The overall prevalence of CKD increased with increasing age in dogs and cats ([Table 1](#toxins-12-00064-t001){ref-type="table"}). In dogs, the prevalence of CKD in the <,6 month old and the 6--10 month old age group was 7.1% (2/29) and 6.6% (10/150), respectively, which increased to 18.5% (26/143) in the 6--12 month age group and to 35.4% (31/86) in the >,12 month old age group. In cats, the prevalence of CKD in the <,6 month old and the 6--10 month old age group was 3.4% (1/29) and 3.3% (4/123), respectively, which increased to 6.7% (9/133) in the 6--12 month old age group and to 41.3% (31/75) in the >,12 month old age group.

The median (range) systolic blood pressure (SBP) was 162 mmHg (103--223) in dogs and 144 mmHg (84--191) in cats.
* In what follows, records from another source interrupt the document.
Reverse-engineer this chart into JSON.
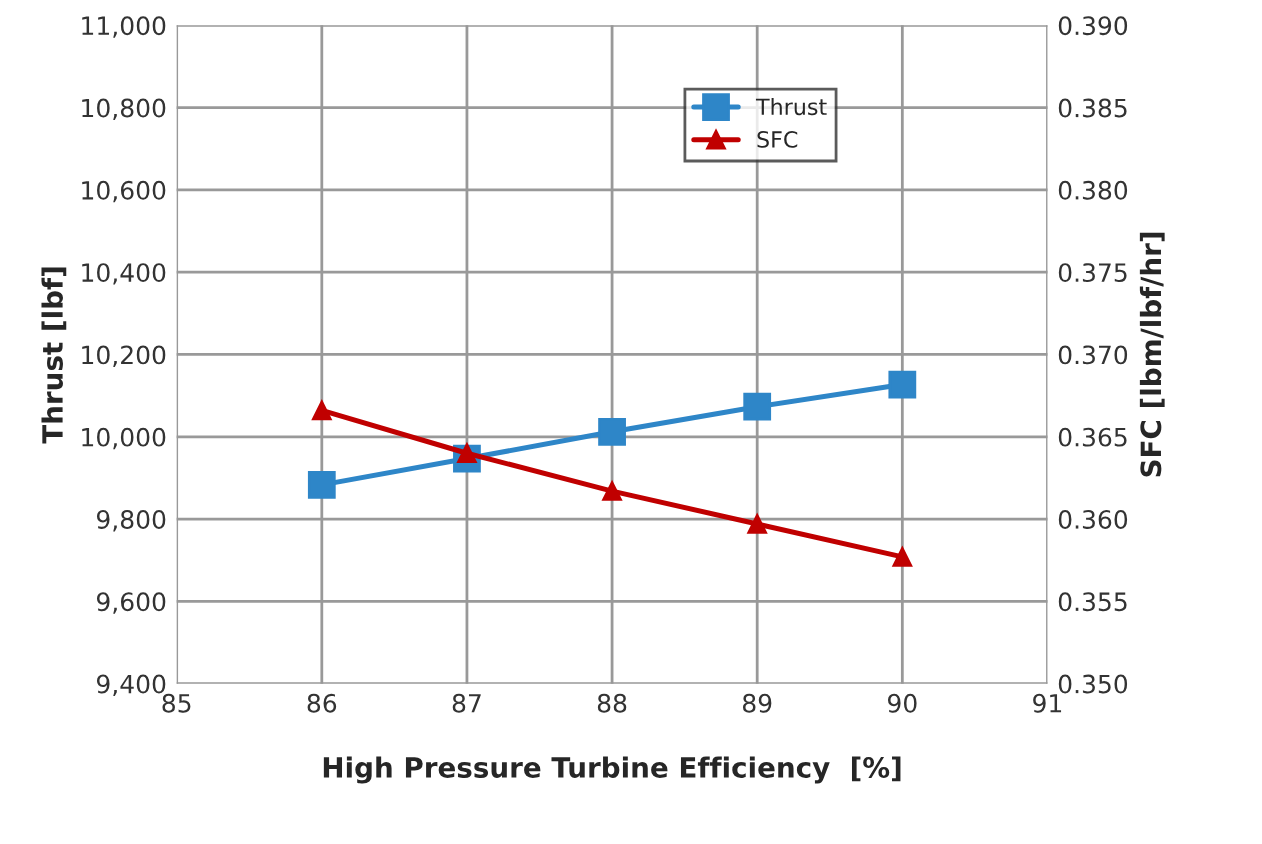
{
  "chart_data": {
    "type": "line",
    "xlabel": "High Pressure Turbine Efficiency  [%]",
    "ylabel": "Thrust [lbf]",
    "y2label": "SFC [lbm/lbf/hr]",
    "x": [
      86,
      87,
      88,
      89,
      90
    ],
    "series": [
      {
        "name": "Thrust",
        "color": "#2e86c8",
        "marker": "square",
        "values": [
          9883,
          9947,
          10012,
          10073,
          10127
        ]
      },
      {
        "name": "SFC",
        "color": "#c00000",
        "marker": "triangle",
        "axis": "y2",
        "values": [
          0.3666,
          0.364,
          0.3617,
          0.3597,
          0.3577
        ]
      }
    ],
    "xlim": [
      85,
      91
    ],
    "xticks": [
      85,
      86,
      87,
      88,
      89,
      90,
      91
    ],
    "ylim": [
      9400,
      11000
    ],
    "yticks": [
      {
        "value": 9400,
        "label": "9,400"
      },
      {
        "value": 9600,
        "label": "9,600"
      },
      {
        "value": 9800,
        "label": "9,800"
      },
      {
        "value": 10000,
        "label": "10,000"
      },
      {
        "value": 10200,
        "label": "10,200"
      },
      {
        "value": 10400,
        "label": "10,400"
      },
      {
        "value": 10600,
        "label": "10,600"
      },
      {
        "value": 10800,
        "label": "10,800"
      },
      {
        "value": 11000,
        "label": "11,000"
      }
    ],
    "y2lim": [
      0.35,
      0.39
    ],
    "y2ticks": [
      {
        "value": 0.35,
        "label": "0.350"
      },
      {
        "value": 0.355,
        "label": "0.355"
      },
      {
        "value": 0.36,
        "label": "0.360"
      },
      {
        "value": 0.365,
        "label": "0.365"
      },
      {
        "value": 0.37,
        "label": "0.370"
      },
      {
        "value": 0.375,
        "label": "0.375"
      },
      {
        "value": 0.38,
        "label": "0.380"
      },
      {
        "value": 0.385,
        "label": "0.385"
      },
      {
        "value": 0.39,
        "label": "0.390"
      }
    ],
    "grid": true,
    "legend": "top right",
    "line_style": "solid"
  }
}
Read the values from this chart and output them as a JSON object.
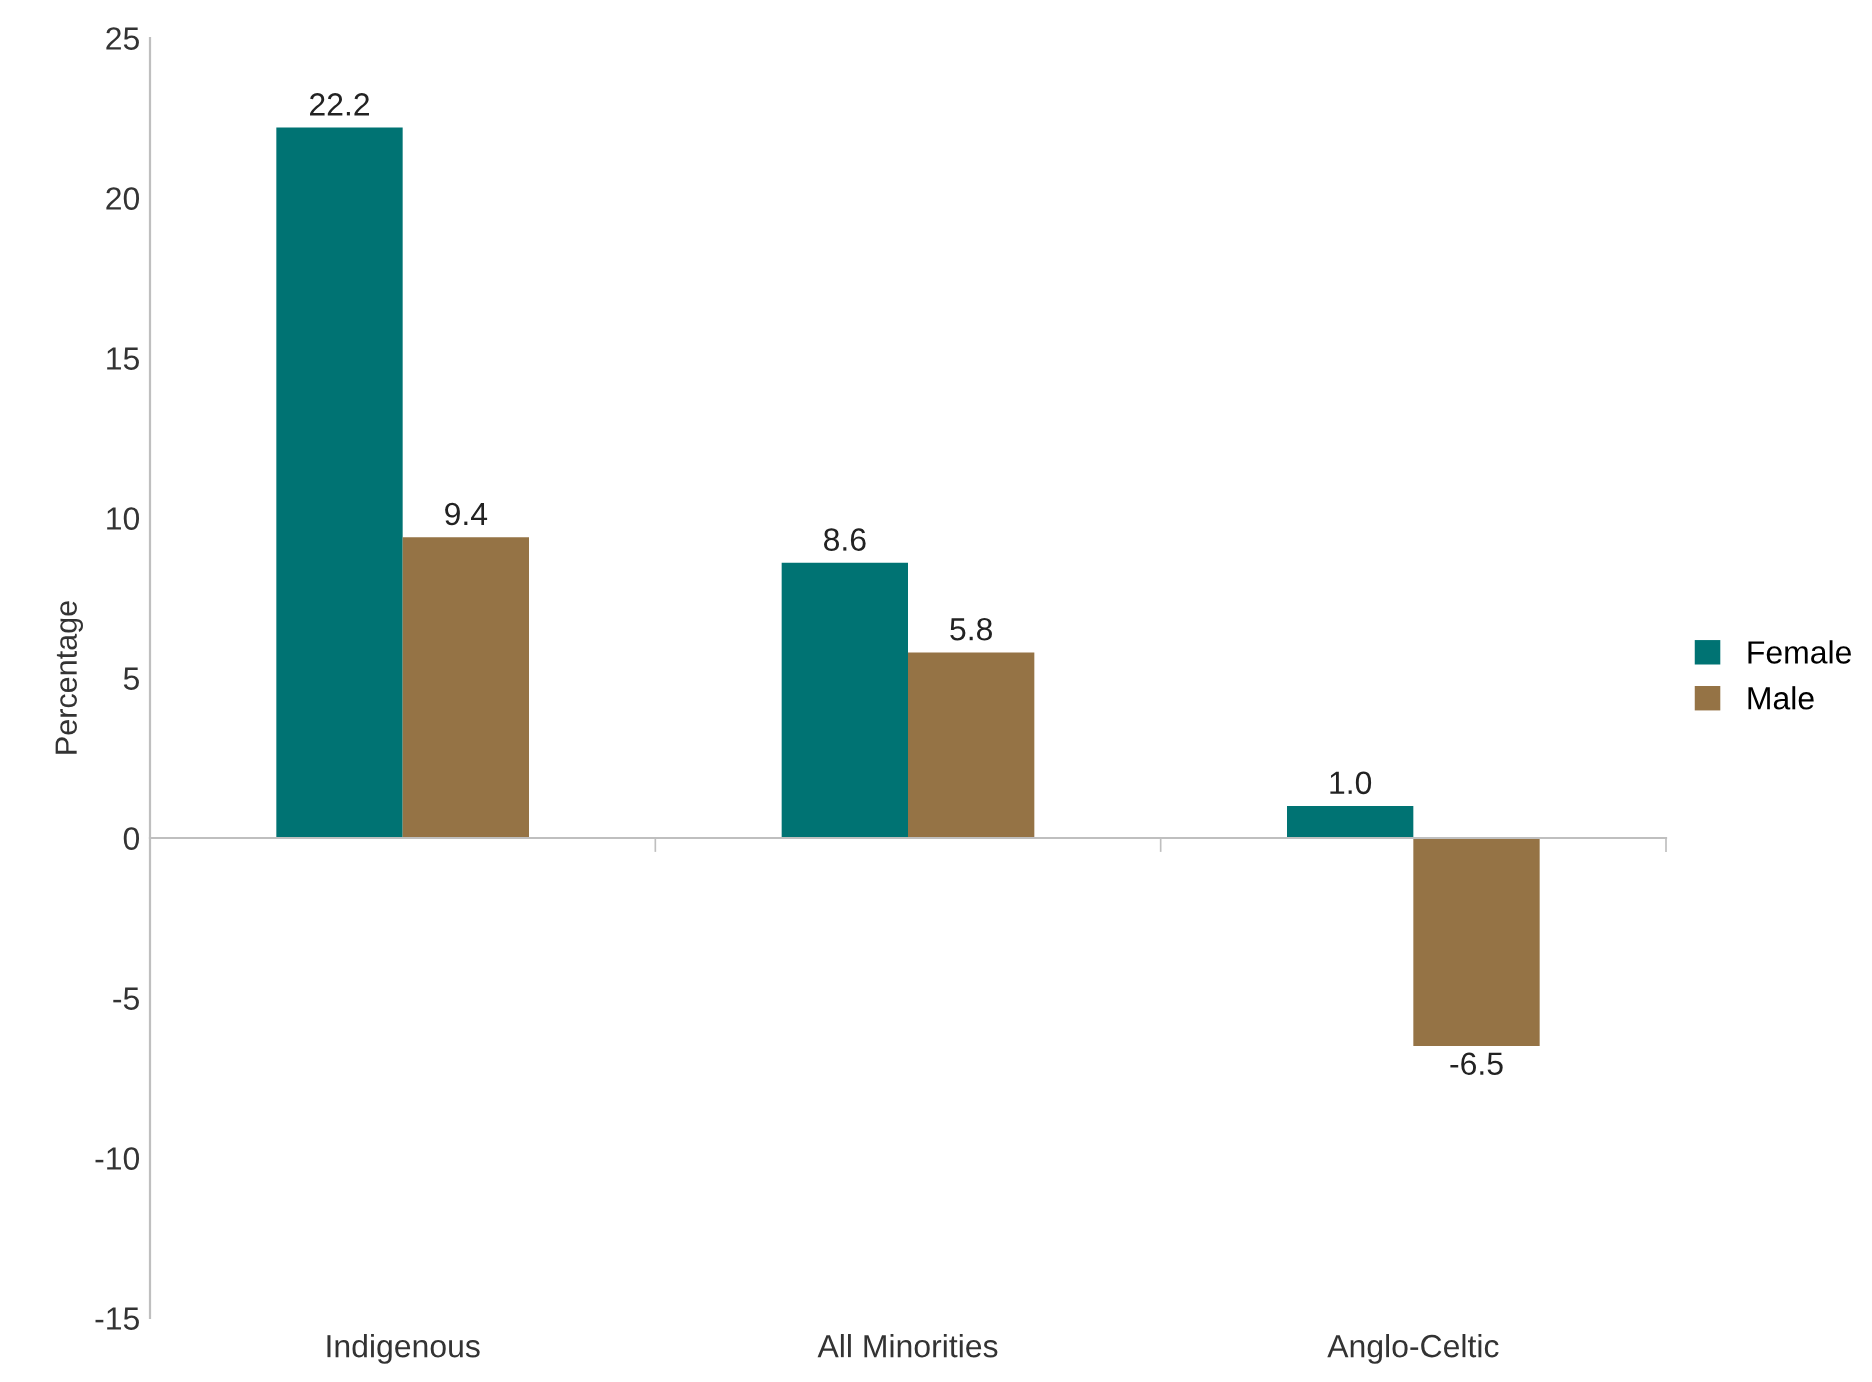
{
  "chart_data": {
    "type": "bar",
    "ylabel": "Percentage",
    "categories": [
      "Indigenous",
      "All Minorities",
      "Anglo-Celtic"
    ],
    "series": [
      {
        "name": "Female",
        "color": "#007373",
        "values": [
          22.2,
          8.6,
          1.0
        ],
        "value_labels": [
          "22.2",
          "8.6",
          "1.0"
        ]
      },
      {
        "name": "Male",
        "color": "#957345",
        "values": [
          9.4,
          5.8,
          -6.5
        ],
        "value_labels": [
          "9.4",
          "5.8",
          "-6.5"
        ]
      }
    ],
    "ylim": [
      -15,
      25
    ],
    "yticks": [
      -15,
      -10,
      -5,
      0,
      5,
      10,
      15,
      20,
      25
    ],
    "legend": "right"
  }
}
The median (range) diastolic blood pressure (DBP) was 107 mmHg (79--148) in dogs and 108 mmHg (70--136) in cats. There were no statistically significant differences in SBP or DBP between the four age groups in both dogs and cats. The mean SBP of the animals with hypertension was 157 ± 14 mmHg and the mean DBP was 109 ± 9 mmHg. In dogs, SBP was significantly lower in dogs weighing less than 15 kg and older than 7 years ([Table 1](#toxins-12-00064-t001){ref-type="table"}). In cats, SBP was significantly lower in dogs older than 7 years. There was no difference in DBP between dogs with and without hypertension in either weight group.